Dr. Gardner said that it’s unknown why the rate of testing is so much lower in Muskoka. “It may be that they actually have a lower incidence in transmission in their community, it’s that much farther north. There’s definitely a gradient when I look at the map of the province about the per capita incidence of this disease—it’s higher the farther south you go towards the urban centres like Toronto and the GTA.” On a per capita basis, Simcoe Muskoka has about one-third the incidence of COVID-19 cases compared to the GTA municipalities, he added. “I do know that they are providing access to actual testing so I don’t think it’s a matter of people not being able to get it done.”
According to an update sent by the Muskoka COVID-19 Assessment Centres on May 1, they have to date completed 370 tests and have virtually assessed nearly 400 patients. These numbers don’t include tests administered through hospitals, long-term care or other institutions. They do not currently have a wait list.

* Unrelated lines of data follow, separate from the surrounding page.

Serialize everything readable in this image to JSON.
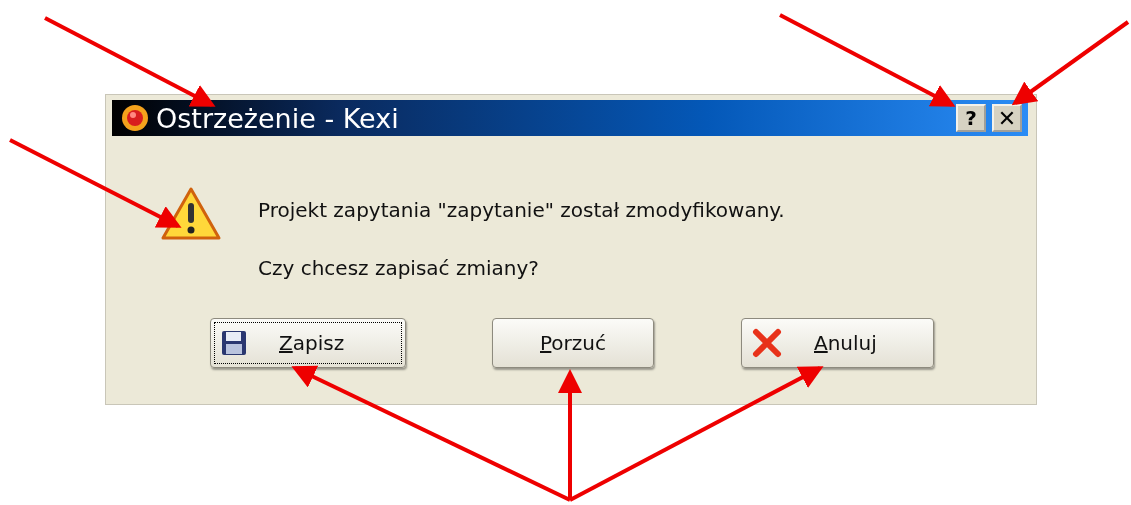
{
  "window": {
    "title": "Ostrzeżenie - Kexi",
    "title_buttons": [
      {
        "kind": "help",
        "label": "?"
      },
      {
        "kind": "close",
        "label": "✕"
      }
    ]
  },
  "message": {
    "lines": [
      "Projekt zapytania \"zapytanie\" został zmodyfikowany.",
      "Czy chcesz zapisać zmiany?"
    ]
  },
  "buttons": [
    {
      "label": "Zapisz",
      "kind": "save",
      "focused": true,
      "underline_first": true
    },
    {
      "label": "Porzuć",
      "kind": "plain",
      "focused": false,
      "underline_first": true
    },
    {
      "label": "Anuluj",
      "kind": "cancel",
      "focused": false,
      "underline_first": true
    }
  ]
}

Under a province-wide directive, the health unit is also undertaking testing of all staff and residents at all long-term care homes. At Fairvern, that’s anticipated for May 6 and 7 according to the April 30 update on its Facebook page.
Whatever the results, Dr. Gardner said that the health unit and long-term care homes will need to remain vigilant.
“The further testing that the Province has directed us to do [in long-term care facilities]may be a benefit to identify some asymptomatic cases and therefore be able to put further control into place. We shall see if that’s helpful or not,” he said. “Even once that’s done, though, it’s a one-time allotment of testing and so it’s of limited value. We would have to continue with all the other control measures and the surveillance because you can have things arise after you finish your testing.”